I tried a different hair colour and body type.
It looks good, But the image breaks down completely when hands are introduced.
I tried to make a person eating udon noodles, but it’s probably the worst choice I could have made.
Finally, I made a landscape and some weird pictures.
Nature's Enchantment <lora:add_detail:0.5>
Negative prompt: EasyNegative, ng_deepnegative_v1_75t
Steps: 10, Sampler: DPM++ 2M Karras, CFG scale: 4.5, Seed: 1473372436, Size:
768x768, Model hash: 73f48afbdc, Model: icbinpICantBelieveIts_final, Lora
hashes: "add_detail: 7c6bad76eb54", Version: v1.3.2
With the photography model, I generated some images of food.
It does look like food, but when you inspect it closer it doesn’t make sense. The obvious one is the rabbit head inside the rabbit soup. In the chicken, most of the meal looks to be chickpeas or something with a very small amount of rice, and there’s honey in the background. I also wanted to see if it could make scary images.

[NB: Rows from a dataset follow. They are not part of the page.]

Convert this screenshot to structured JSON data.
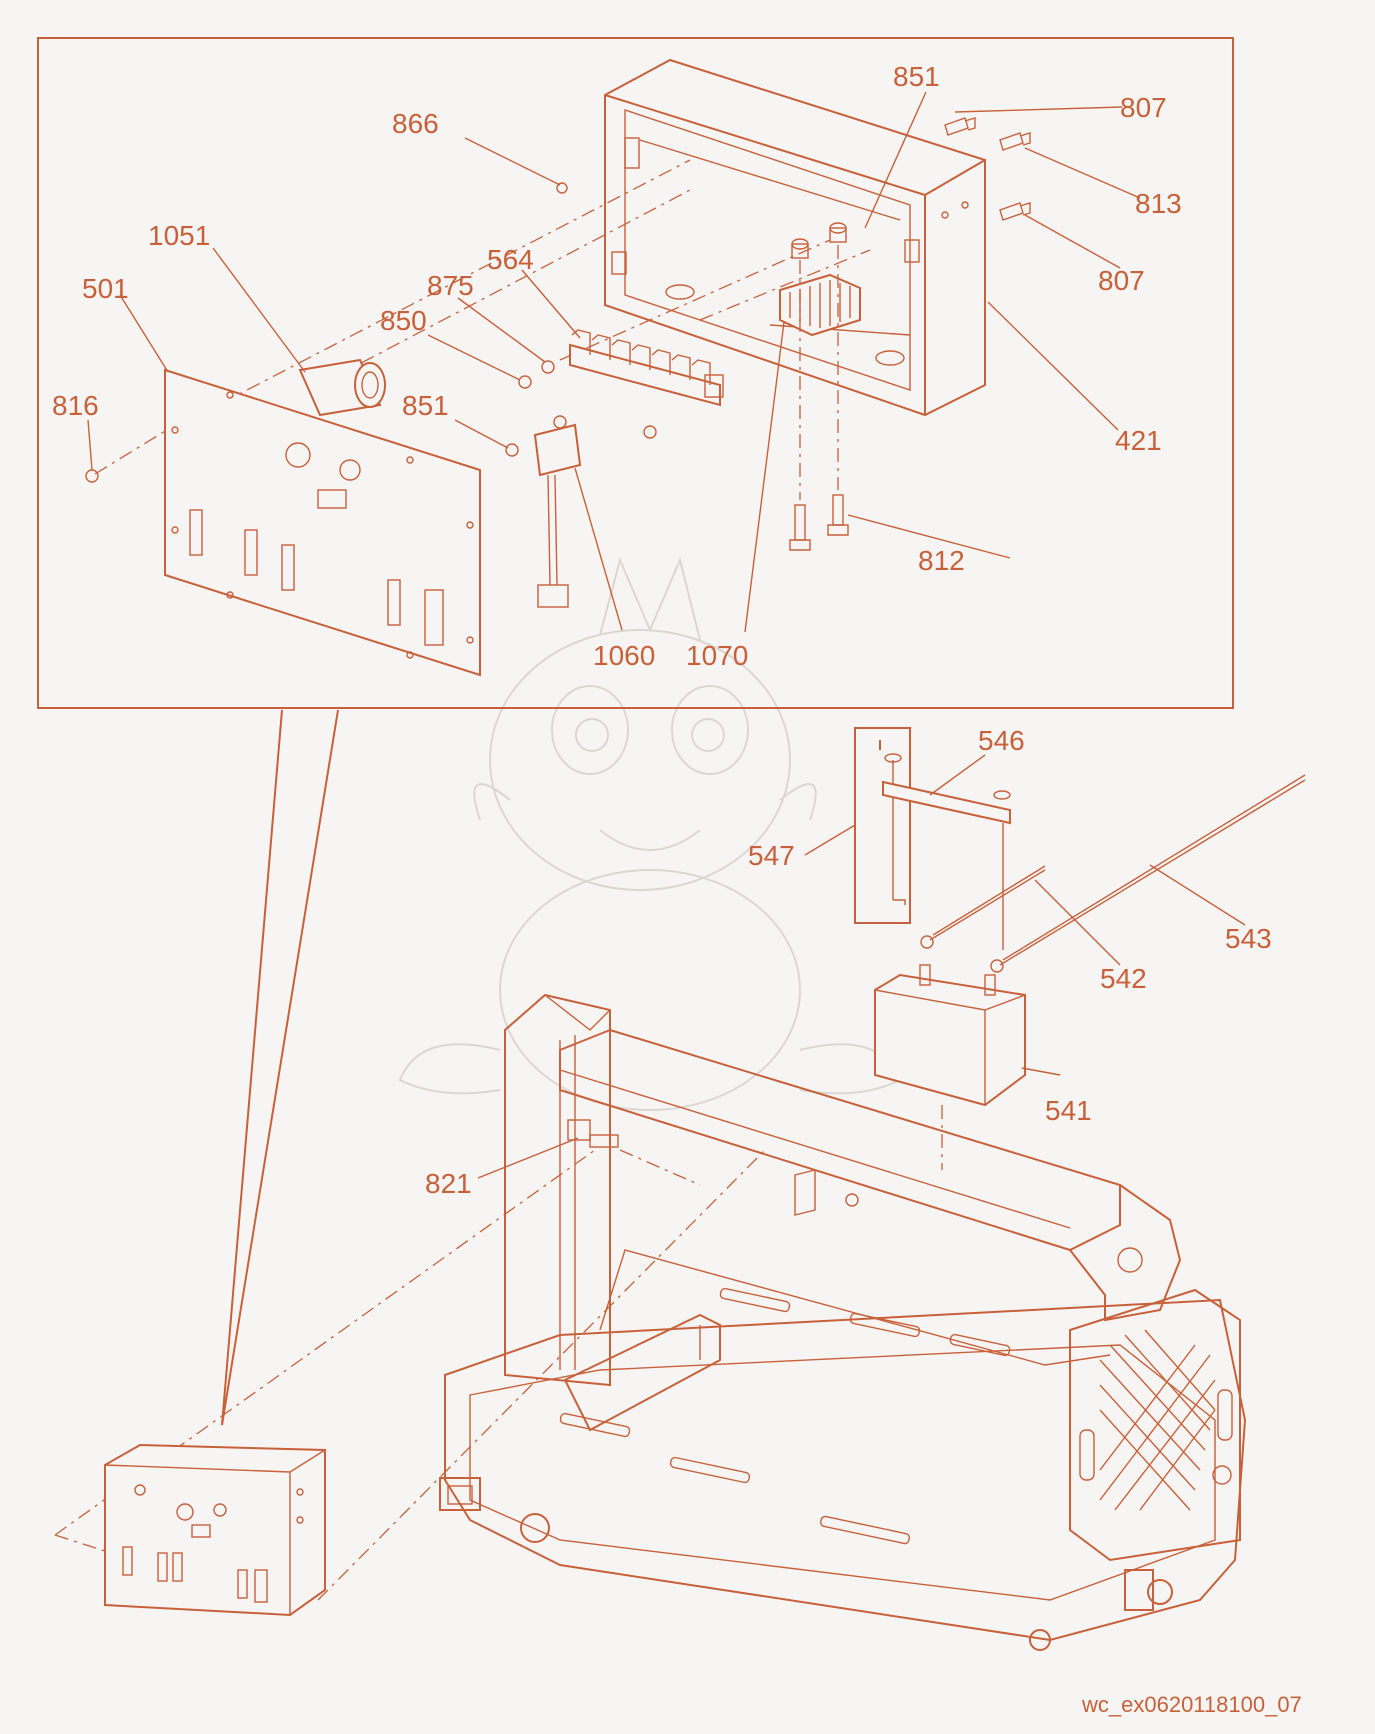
{
  "diagram": {
    "accent_color": "#c8603a",
    "background_color": "#f7f5f3",
    "callouts": {
      "c807a": "807",
      "c813": "813",
      "c807b": "807",
      "c851a": "851",
      "c866": "866",
      "c1051": "1051",
      "c501": "501",
      "c875": "875",
      "c564": "564",
      "c850": "850",
      "c816": "816",
      "c851b": "851",
      "c421": "421",
      "c812": "812",
      "c1060": "1060",
      "c1070": "1070",
      "c546": "546",
      "c547": "547",
      "c543": "543",
      "c542": "542",
      "c541": "541",
      "c821": "821"
    },
    "figure_id": "wc_ex0620118100_07"
  }
}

These look pretty unsettling to me.
Testing embeddings
So far I’ve been using both EasyNegative and DeepNegative in my prompts. I wanted to find out which of the two is better, or if both are better. I used the same seed and prompt, changing only the embeddings in the negative prompt. There is nothing else in the negative prompt.
None, EasyNegative
DeepNegative, Both
Both + Massive Negative Prompt
As you can see the negative prompt is pretty important. EasyNegative and DeepNegative are good, but it doens't come close to what the big negative prompt does. However, between EasyNegative and DeepNegative, I would say that EasyNegative is better. Using this information, I was able to create the following negative prompt:
Negative prompt: EasyNegative, (worst quality:2), (low quality:2), (normal quality:2), logo, watermark, ugly, monochrome, disfigured, morbid, mutation, deformed, out_of_frame, malformed
It comes close to the quality of the massive negative prompt at a fraction of the character count.
Conclusion
On just 4GB of VRAM, I was able to create some pretty stunning images. I learned a lot of things, like refining my negative prompt, using different models, using LoRAs, optimising for a higher resolution image, using controlnet and using VAEs. I think stable diffusion is a pretty powerful tool, and will become a useful tool in the future, specifically controlnet, which could be used to easily colour in line art and concepts, acting like a fill bucket on steroids.